First, just having an explanatory book by a researcher who understands Alzheimer's disease science to this extent is appreciated. It broadly explains the story of Alzheimer's disease research that should be noted, including how APOE gene is a risk factor for onset, and how inflammation in the brain was a promising hypothesis but failed in clinical trials. Of course, including the recent Lecanemab.
However, to put it bluntly, the author is an extreme anti-amyloid β hypothesis theorist, so throughout there's tremendous critical perspective toward the opposing research group. This stems from experiences like being told by grant reviewers "if it's not amyloid research, it's not Alzheimer's disease research," so I can understand becoming anti... but still, I found it too persistent.
Also, being a translated book, it inevitably has the persistent repetition characteristic of Western books and somewhat awkward translation, making it not the easiest read.
That said, reading it while thinking there's probably considerable bias makes it a good book for understanding the history of Alzheimer's disease research. Essential if you want to know about Alzheimer's disease.
###The Best Study Methods Based on Scientific Evidence
There are mountains of study method books, but this one was displayed prominently at bookstores so I was curious.
Right when I was reading this book, I was frustrated about not being able to do input as I wanted, so I read it along with the next book "How to Read Technical Books" seeking input methods.
This book is a published version of a video by U.S. internal medicine specialist Kosuke Yasukawa that has 3.55 million views on YouTube (as of August 2024).

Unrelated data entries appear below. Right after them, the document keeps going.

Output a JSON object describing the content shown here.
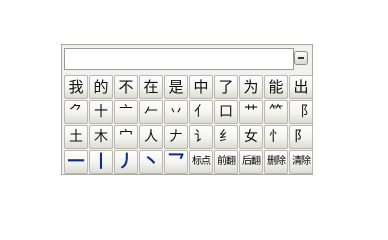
{
  "input": {
    "value": ""
  },
  "rows": [
    {
      "kind": "char",
      "keys": [
        "我",
        "的",
        "不",
        "在",
        "是",
        "中",
        "了",
        "为",
        "能",
        "出"
      ]
    },
    {
      "kind": "radical",
      "keys": [
        "⺈",
        "十",
        "亠",
        "𠂉",
        "丷",
        "亻",
        "口",
        "艹",
        "⺮",
        "⻏"
      ]
    },
    {
      "kind": "radical",
      "keys": [
        "土",
        "木",
        "宀",
        "人",
        "𠂇",
        "讠",
        "纟",
        "女",
        "忄",
        "阝"
      ]
    },
    {
      "kind": "stroke",
      "keys": [
        "一",
        "丨",
        "丿",
        "丶",
        "乛"
      ]
    }
  ],
  "function_keys": [
    {
      "id": "punctuation",
      "label": "标点"
    },
    {
      "id": "page-prev",
      "label": "前翻"
    },
    {
      "id": "page-next",
      "label": "后翻"
    },
    {
      "id": "delete",
      "label": "删除"
    },
    {
      "id": "clear",
      "label": "清除"
    }
  ],
  "colors": {
    "stroke_keys": "#0b2a8a",
    "panel_bg": "#f1f1ee"
  },
  "icons": {
    "collapse": "minus-icon"
  }
}
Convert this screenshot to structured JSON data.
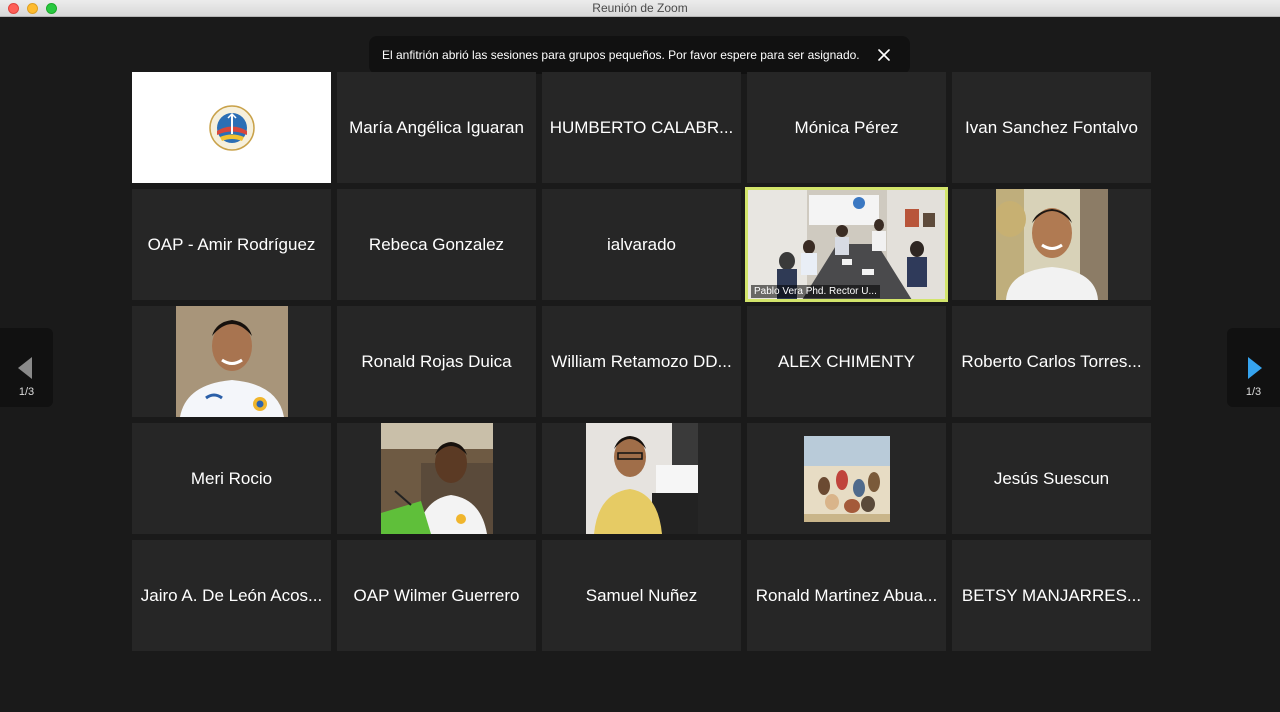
{
  "window": {
    "title": "Reunión de Zoom"
  },
  "notification": {
    "text": "El anfitrión abrió las sesiones para grupos pequeños. Por favor espere para ser asignado.",
    "close_icon": "close-icon"
  },
  "pager": {
    "left_label": "1/3",
    "right_label": "1/3"
  },
  "tiles": [
    {
      "kind": "logo",
      "name": ""
    },
    {
      "kind": "name",
      "name": "María Angélica Iguaran"
    },
    {
      "kind": "name",
      "name": "HUMBERTO CALABR..."
    },
    {
      "kind": "name",
      "name": "Mónica Pérez"
    },
    {
      "kind": "name",
      "name": "Ivan Sanchez Fontalvo"
    },
    {
      "kind": "name",
      "name": "OAP - Amir Rodríguez"
    },
    {
      "kind": "name",
      "name": "Rebeca Gonzalez"
    },
    {
      "kind": "name",
      "name": "ialvarado"
    },
    {
      "kind": "video",
      "name": "Pablo Vera Phd. Rector U..."
    },
    {
      "kind": "photo",
      "name": ""
    },
    {
      "kind": "photo",
      "name": ""
    },
    {
      "kind": "name",
      "name": "Ronald Rojas Duica"
    },
    {
      "kind": "name",
      "name": "William Retamozo DD..."
    },
    {
      "kind": "name",
      "name": "ALEX CHIMENTY"
    },
    {
      "kind": "name",
      "name": "Roberto Carlos Torres..."
    },
    {
      "kind": "name",
      "name": "Meri Rocio"
    },
    {
      "kind": "photo",
      "name": ""
    },
    {
      "kind": "photo",
      "name": ""
    },
    {
      "kind": "painting",
      "name": ""
    },
    {
      "kind": "name",
      "name": "Jesús Suescun"
    },
    {
      "kind": "name",
      "name": "Jairo A. De León Acos..."
    },
    {
      "kind": "name",
      "name": "OAP Wilmer Guerrero"
    },
    {
      "kind": "name",
      "name": "Samuel Nuñez"
    },
    {
      "kind": "name",
      "name": "Ronald Martinez Abua..."
    },
    {
      "kind": "name",
      "name": "BETSY MANJARRES..."
    }
  ],
  "colors": {
    "speaking_border": "#d3e56b",
    "next_arrow": "#36a4ef"
  }
}
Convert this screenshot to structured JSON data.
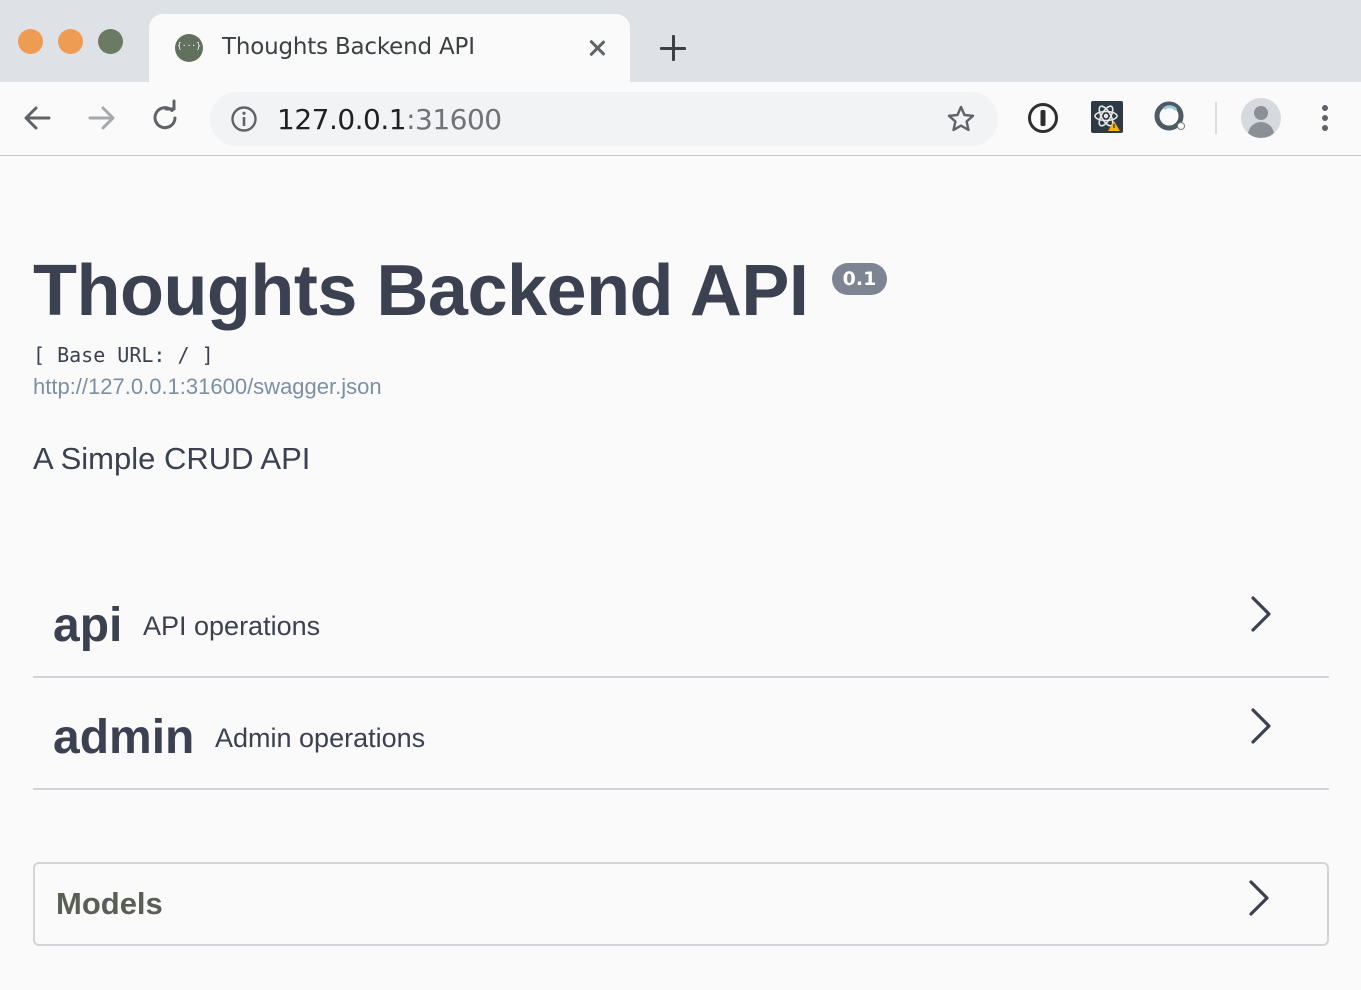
{
  "browser": {
    "tab_title": "Thoughts Backend API",
    "url_host": "127.0.0.1",
    "url_port": ":31600"
  },
  "api_info": {
    "title": "Thoughts Backend API",
    "version": "0.1",
    "base_url_text": "[ Base URL: / ]",
    "spec_url": "http://127.0.0.1:31600/swagger.json",
    "description": "A Simple CRUD API"
  },
  "tags": [
    {
      "name": "api",
      "description": "API operations"
    },
    {
      "name": "admin",
      "description": "Admin operations"
    }
  ],
  "models": {
    "title": "Models"
  },
  "colors": {
    "text": "#3b4151",
    "badge": "#7d8492",
    "link": "#7d8fa3",
    "tab_strip": "#dee1e6"
  }
}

As the title suggests, it presents multiple pieces of research evidence and logically explains in an easy-to-understand manner how classic study methods like "copying the textbook verbatim" are inefficient.

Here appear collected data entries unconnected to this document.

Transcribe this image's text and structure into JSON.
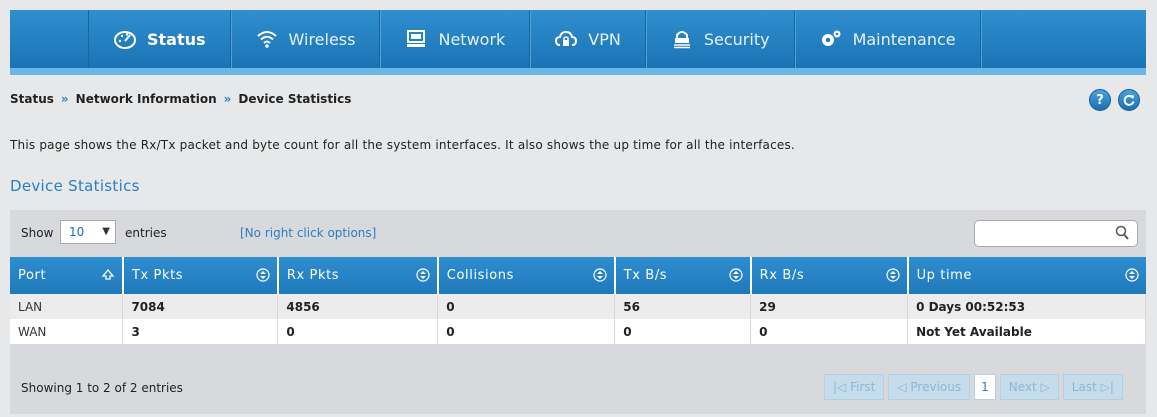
{
  "nav": {
    "items": [
      {
        "label": "Status",
        "icon": "dashboard-icon",
        "active": true
      },
      {
        "label": "Wireless",
        "icon": "wifi-icon",
        "active": false
      },
      {
        "label": "Network",
        "icon": "monitor-icon",
        "active": false
      },
      {
        "label": "VPN",
        "icon": "cloud-lock-icon",
        "active": false
      },
      {
        "label": "Security",
        "icon": "lock-icon",
        "active": false
      },
      {
        "label": "Maintenance",
        "icon": "gears-icon",
        "active": false
      }
    ]
  },
  "breadcrumb": {
    "items": [
      "Status",
      "Network Information",
      "Device Statistics"
    ],
    "separator": "»"
  },
  "header_buttons": {
    "help": "?",
    "refresh_icon": "refresh-icon"
  },
  "description": "This page shows the Rx/Tx packet and byte count for all the system interfaces. It also shows the up time for all the interfaces.",
  "section_title": "Device Statistics",
  "table_controls": {
    "show_label": "Show",
    "page_length": "10",
    "entries_label": "entries",
    "right_click_note": "[No right click options]",
    "search_placeholder": ""
  },
  "table": {
    "columns": [
      "Port",
      "Tx Pkts",
      "Rx Pkts",
      "Collisions",
      "Tx B/s",
      "Rx B/s",
      "Up time"
    ],
    "rows": [
      [
        "LAN",
        "7084",
        "4856",
        "0",
        "56",
        "29",
        "0 Days 00:52:53"
      ],
      [
        "WAN",
        "3",
        "0",
        "0",
        "0",
        "0",
        "Not Yet Available"
      ]
    ]
  },
  "footer": {
    "info": "Showing 1 to 2 of 2 entries",
    "pager": {
      "first": "First",
      "previous": "Previous",
      "current": "1",
      "next": "Next",
      "last": "Last"
    }
  },
  "colors": {
    "accent": "#2a7fc2",
    "nav_bg": "#1f79bb",
    "page_bg": "#e7e8e9"
  }
}
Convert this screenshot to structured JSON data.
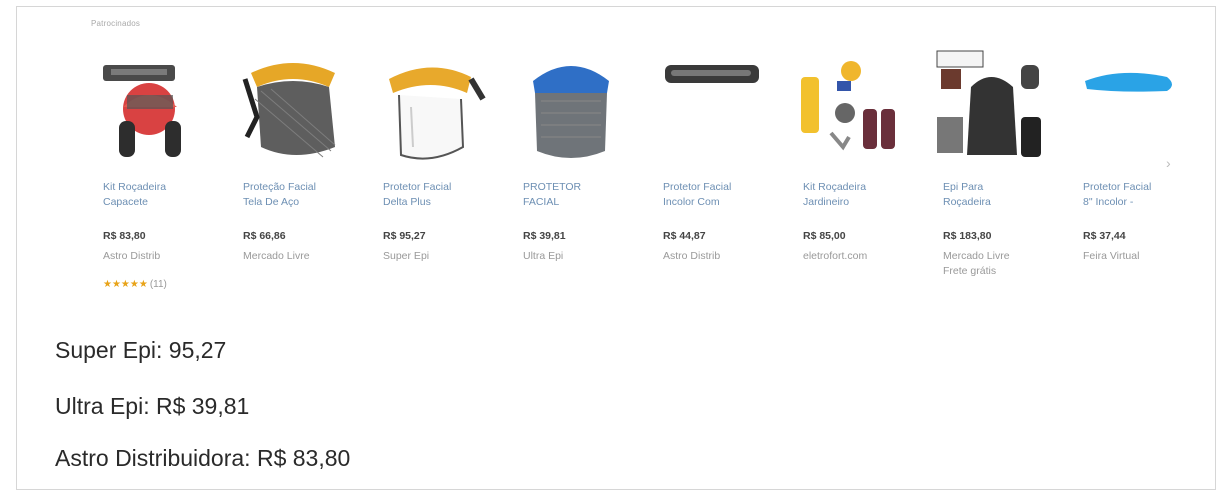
{
  "ad": {
    "sponsored_label": "Patrocinados"
  },
  "products": [
    {
      "title": "Kit Roçadeira\nCapacete",
      "price": "R$ 83,80",
      "seller": "Astro Distrib",
      "rating": "★★★★★",
      "rating_count": "(11)",
      "icon": "chainsaw-helmet-kit-image"
    },
    {
      "title": "Proteção Facial\nTela De Aço",
      "price": "R$ 66,86",
      "seller": "Mercado Livre",
      "icon": "mesh-face-shield-image"
    },
    {
      "title": "Protetor Facial\nDelta Plus",
      "price": "R$ 95,27",
      "seller": "Super Epi",
      "icon": "clear-face-shield-image"
    },
    {
      "title": "PROTETOR\nFACIAL",
      "price": "R$ 39,81",
      "seller": "Ultra Epi",
      "icon": "blue-face-shield-image"
    },
    {
      "title": "Protetor Facial\nIncolor Com",
      "price": "R$ 44,87",
      "seller": "Astro Distrib",
      "icon": "visor-image"
    },
    {
      "title": "Kit Roçadeira\nJardineiro",
      "price": "R$ 85,00",
      "seller": "eletrofort.com",
      "icon": "garden-kit-image"
    },
    {
      "title": "Epi Para\nRoçadeira",
      "price": "R$ 183,80",
      "seller": "Mercado Livre\nFrete grátis",
      "icon": "ppe-kit-image"
    },
    {
      "title": "Protetor Facial\n8\" Incolor -",
      "price": "R$ 37,44",
      "seller": "Feira Virtual",
      "icon": "blue-visor-image"
    }
  ],
  "summary": [
    "Super Epi: 95,27",
    "Ultra Epi: R$ 39,81",
    "Astro Distribuidora: R$ 83,80"
  ]
}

What this book particularly emphasizes is repeated learning and active recall. It's well known that learning is retained through regular review, but using research examples, it introduces methods like "first repetition after X weeks, second time after..." Active recall is a method of trying hard to remember with minimal hints, like doing your best to remember without looking at anything on a crowded train. Apparently, stressing the brain helps memory retention. Seems like it might be good for Alzheimer's prevention too.

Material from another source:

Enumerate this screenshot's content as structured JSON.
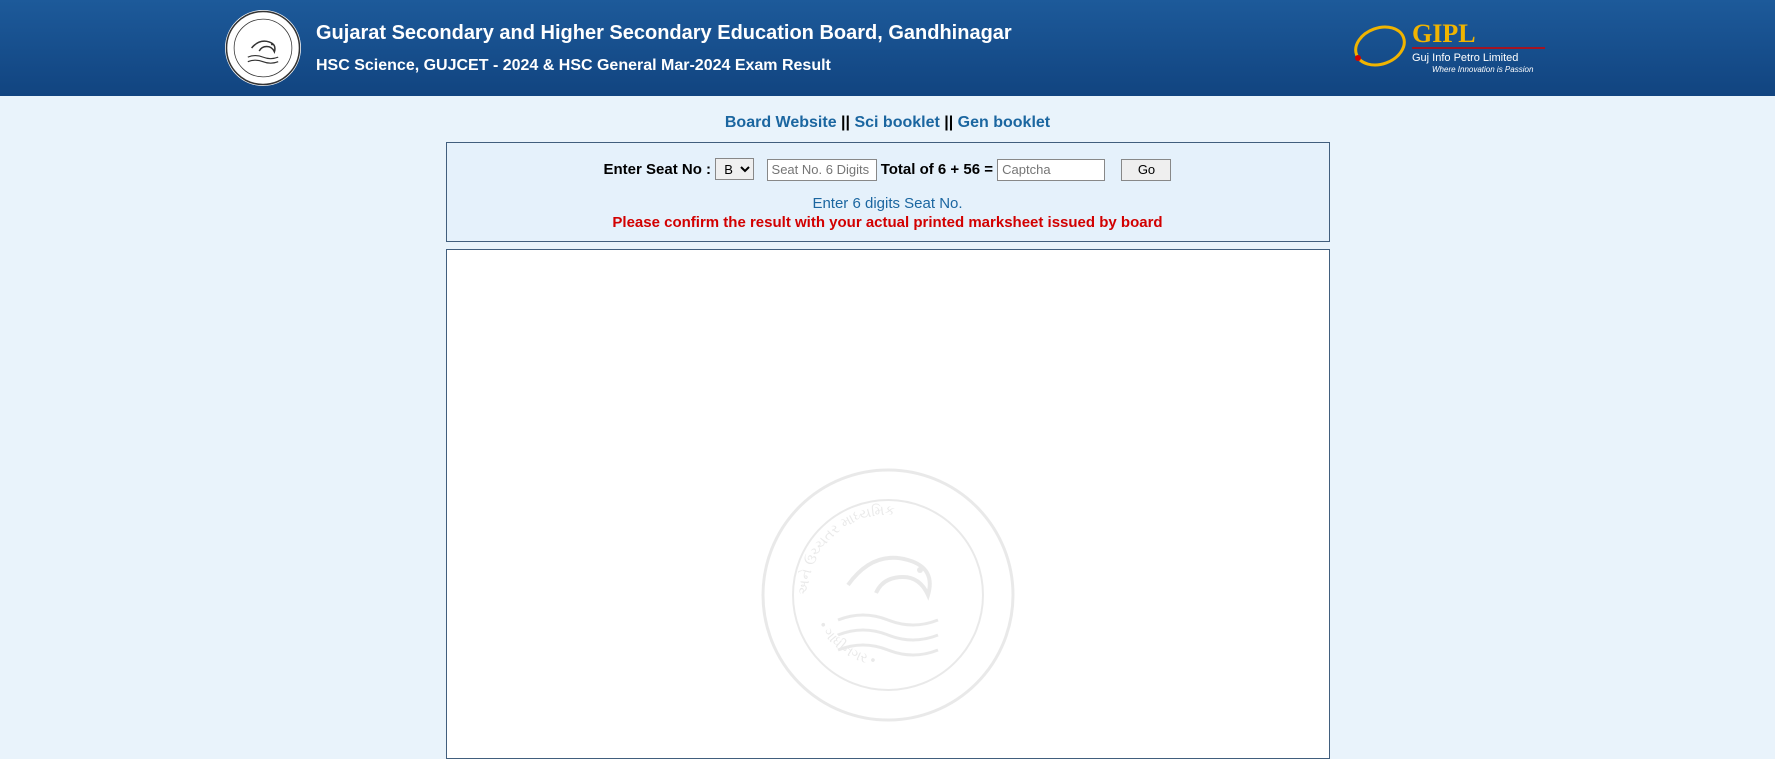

If you need to do a substantial amount of studying for university entrance exams or some certification, I think you should definitely read this book. It's very light reading so anyone should find it accessible. Highly recommended.
###"How to Read Technical Books"
This book had also been a topic of discussion for a while and I was curious. I accidentally bought it both on Kindle and as a physical book because I had too many unread books. As mentioned below, it has many diagrams and photos and is a graphical book, so the physical version is recommended.
While the content is specialized for "technical books," I personally think it's a masterpiece that explains reading methods that apply to all books. I hope people who aren't good at reading will also read it. You'll fly.
What was particularly impressive about this book was "you don't have to try to read the whole book." With technical books, you often have specific information you want before reading, and it's totally fine to skim and read only those specific parts for information collection purposes. Knowing this really lowers the barrier to reading.